Die Translokation t(9,22)(q34,q11) (bcr/bl, Philadelphia-Chromosom) wird bei über 90% der Patienten mit chronisch-myeloischer Leukämie aber auch bei anderen Leukämieformen wie der Akuten Lymphatischen Leukämie (ALL) und der Akuten Myeloischen Leukämie (AML) gefunden. Molekulargenetisch handelt es sich um die Fusion von Teilen der Gene BCR und ABL zu einem chimären Gen, das in Fusions-mRNA transkribiert und in ein Fusionsprotein mit erhöhter Tyrosinkinaseaktivität translatiert wird. Die Quantifizierung und Charakterisierung des Fusionsgens ist von Bedeutung für die Sicherung der Diagnose sowie die Beurteilung von Verlauf und Therapie der Erkrankung. Durch den erfolgreichen therapeutischen Einsatz von Tyrosinkinaseinhibitoren konnte die pathogenetisch wichtige Rolle dieser Translokation untermauert werden.

Indikationen

Diagnose/ Differentialdiagnose von CML, ALL, AML- Verlaufs- und Therapiekontrolle

Nachweismethoden

1. Zytogenetik

Mit Hilfe der konventionellen Zytogenetik erkennt man in kultivierten und gefärbten Metaphase-Präparaten das charakteristische Philadelphia-Chromosom 22q- und die veränderte Struktur am Translokationspartner Chromosom 9. Neben dieser Translokation können andere numerische und größere strukturelle Defekte erkannt werden. Diese Untersuchung wird für die Erstdiagnose und bei Verdacht auf zusätzliche genetische Aberrationen empfohlen.

2. Fluoreszenz-in-situ-Hybridiserung (FISH)

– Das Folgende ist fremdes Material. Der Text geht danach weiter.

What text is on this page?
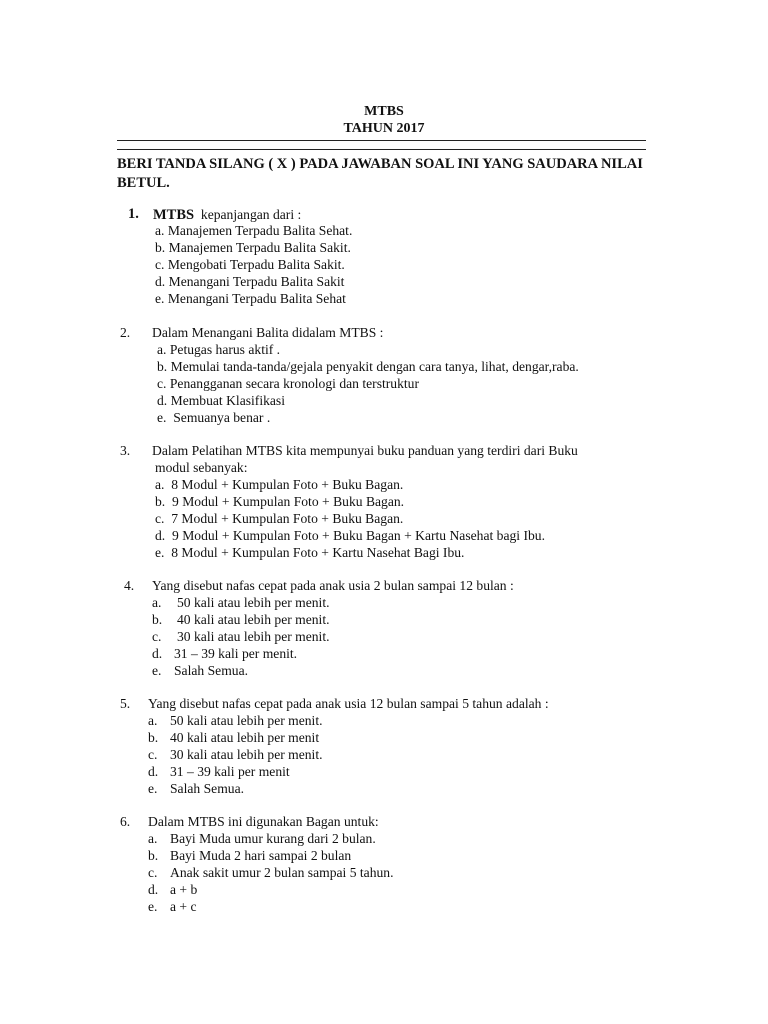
MTBS
TAHUN 2017
BERI TANDA SILANG ( X ) PADA JAWABAN SOAL INI YANG SAUDARA NILAI BETUL.
1. MTBS kepanjangan dari :
a. Manajemen Terpadu Balita Sehat.
b. Manajemen Terpadu Balita Sakit.
c. Mengobati Terpadu Balita Sakit.
d. Menangani Terpadu Balita Sakit
e. Menangani Terpadu Balita Sehat
2. Dalam Menangani Balita didalam MTBS :
a. Petugas harus aktif .
b. Memulai tanda-tanda/gejala penyakit dengan cara tanya, lihat, dengar,raba.
c. Penangganan secara kronologi dan terstruktur
d. Membuat Klasifikasi
e. Semuanya benar .
3. Dalam Pelatihan MTBS kita mempunyai buku panduan yang terdiri dari Buku
modul sebanyak:
a. 8 Modul + Kumpulan Foto + Buku Bagan.
b. 9 Modul + Kumpulan Foto + Buku Bagan.
c. 7 Modul + Kumpulan Foto + Buku Bagan.
d. 9 Modul + Kumpulan Foto + Buku Bagan + Kartu Nasehat bagi Ibu.
e. 8 Modul + Kumpulan Foto + Kartu Nasehat Bagi Ibu.
4. Yang disebut nafas cepat pada anak usia 2 bulan sampai 12 bulan :
a. 50 kali atau lebih per menit.
b. 40 kali atau lebih per menit.
c. 30 kali atau lebih per menit.
d. 31 – 39 kali per menit.
e. Salah Semua.
5. Yang disebut nafas cepat pada anak usia 12 bulan sampai 5 tahun adalah :
a. 50 kali atau lebih per menit.
b. 40 kali atau lebih per menit
c. 30 kali atau lebih per menit.
d. 31 – 39 kali per menit
e. Salah Semua.
6. Dalam MTBS ini digunakan Bagan untuk:
a. Bayi Muda umur kurang dari 2 bulan.
b. Bayi Muda 2 hari sampai 2 bulan
c. Anak sakit umur 2 bulan sampai 5 tahun.
d. a + b
e. a + c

Die Untersuchung wird an kurzzeitig kultivierten Interphase-Zellkernen durchgeführt und ist deshalb auch bei fehlenden Metaphasen (Zytogenetik) möglich. Fluoreszenz-markierte Sonden detektieren die Loci 9q34 und 22q11 der Interphase-Chromosomen. Bei vorliegender Translokation wird eine Fusion der im Normalfall separierten Signale beobachtet. Darüber hinaus geben die Signalhäufigkeit pro Kern und die Signalkonstellationen weitere diagnostische Hinweise bezüglich des Vorliegens weiterer relevanter Veränderungen (z.B. Trisomie 9, atypische Translokationen unter Einbeziehung anderer Translokationspartner). Diese Methode ist durch ihre Sensitivität limitiert. Bei der Auswertung einer begrenzten Anzahl von Interphasekernen können geringe Anteile Philadelphia-positiver Zellen (< 11%) nicht erkannt werden. Sie wird zur Erstdiagnose und bei Verdacht auf zusätzliche genetische Aberrationen empfohlen.

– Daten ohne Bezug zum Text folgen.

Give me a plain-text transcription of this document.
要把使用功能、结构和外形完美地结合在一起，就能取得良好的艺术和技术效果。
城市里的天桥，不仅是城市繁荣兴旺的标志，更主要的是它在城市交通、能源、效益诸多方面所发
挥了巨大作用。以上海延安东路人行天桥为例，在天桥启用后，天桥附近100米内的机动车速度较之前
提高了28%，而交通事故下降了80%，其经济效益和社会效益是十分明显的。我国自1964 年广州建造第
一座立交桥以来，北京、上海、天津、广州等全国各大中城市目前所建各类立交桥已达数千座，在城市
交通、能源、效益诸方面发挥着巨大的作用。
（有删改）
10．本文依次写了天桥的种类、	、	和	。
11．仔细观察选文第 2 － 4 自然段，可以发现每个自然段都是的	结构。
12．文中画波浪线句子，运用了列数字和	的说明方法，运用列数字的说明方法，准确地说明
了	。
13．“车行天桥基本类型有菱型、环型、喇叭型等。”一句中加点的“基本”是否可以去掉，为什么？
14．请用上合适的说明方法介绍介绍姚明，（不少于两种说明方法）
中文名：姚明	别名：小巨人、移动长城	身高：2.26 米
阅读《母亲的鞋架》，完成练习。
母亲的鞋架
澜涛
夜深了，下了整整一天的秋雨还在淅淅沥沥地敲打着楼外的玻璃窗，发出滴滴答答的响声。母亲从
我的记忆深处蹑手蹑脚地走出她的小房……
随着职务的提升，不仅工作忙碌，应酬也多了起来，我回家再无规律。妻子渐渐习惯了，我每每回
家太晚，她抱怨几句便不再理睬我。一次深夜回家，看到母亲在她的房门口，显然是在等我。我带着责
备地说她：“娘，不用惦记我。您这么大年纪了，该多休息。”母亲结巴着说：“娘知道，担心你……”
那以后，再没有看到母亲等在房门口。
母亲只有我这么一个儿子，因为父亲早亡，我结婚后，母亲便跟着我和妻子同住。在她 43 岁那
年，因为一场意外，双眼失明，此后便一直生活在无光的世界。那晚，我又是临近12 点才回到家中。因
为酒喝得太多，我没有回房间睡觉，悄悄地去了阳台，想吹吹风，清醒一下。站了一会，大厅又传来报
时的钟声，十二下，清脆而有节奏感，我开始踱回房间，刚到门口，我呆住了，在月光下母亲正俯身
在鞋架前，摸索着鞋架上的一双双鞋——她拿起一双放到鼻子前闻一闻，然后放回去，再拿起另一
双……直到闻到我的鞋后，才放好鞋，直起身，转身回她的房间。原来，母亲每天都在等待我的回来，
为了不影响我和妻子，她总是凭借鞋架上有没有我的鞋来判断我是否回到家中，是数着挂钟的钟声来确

3. Polymerase-Ketten-Reaktion (PCR)

Ermöglicht auf mRNA-Ebene den Nachweis und die Quantifizierung des BCR/ABL-Rearrangements mit höchster Sensitivität und Spezifität. Außerdem ist die Unterscheidung zwischen Major- und Minor-breakpoint Translokationen möglich. Wir führen diese Untersuchung mit Hilfe der Real-Time-PCR am LightCycler® durch. Dabei wird zunächst ein qualitativer Suchtest und bei positivem Ergebnis eine Quantifizierung des bcr/abl-Transkriptes durchgeführt. Die DGHO empfiehlt diesen Test zur Diagnosesicherung und zur therapiebegleitenden Verlaufs- und Erfolgskontrolle.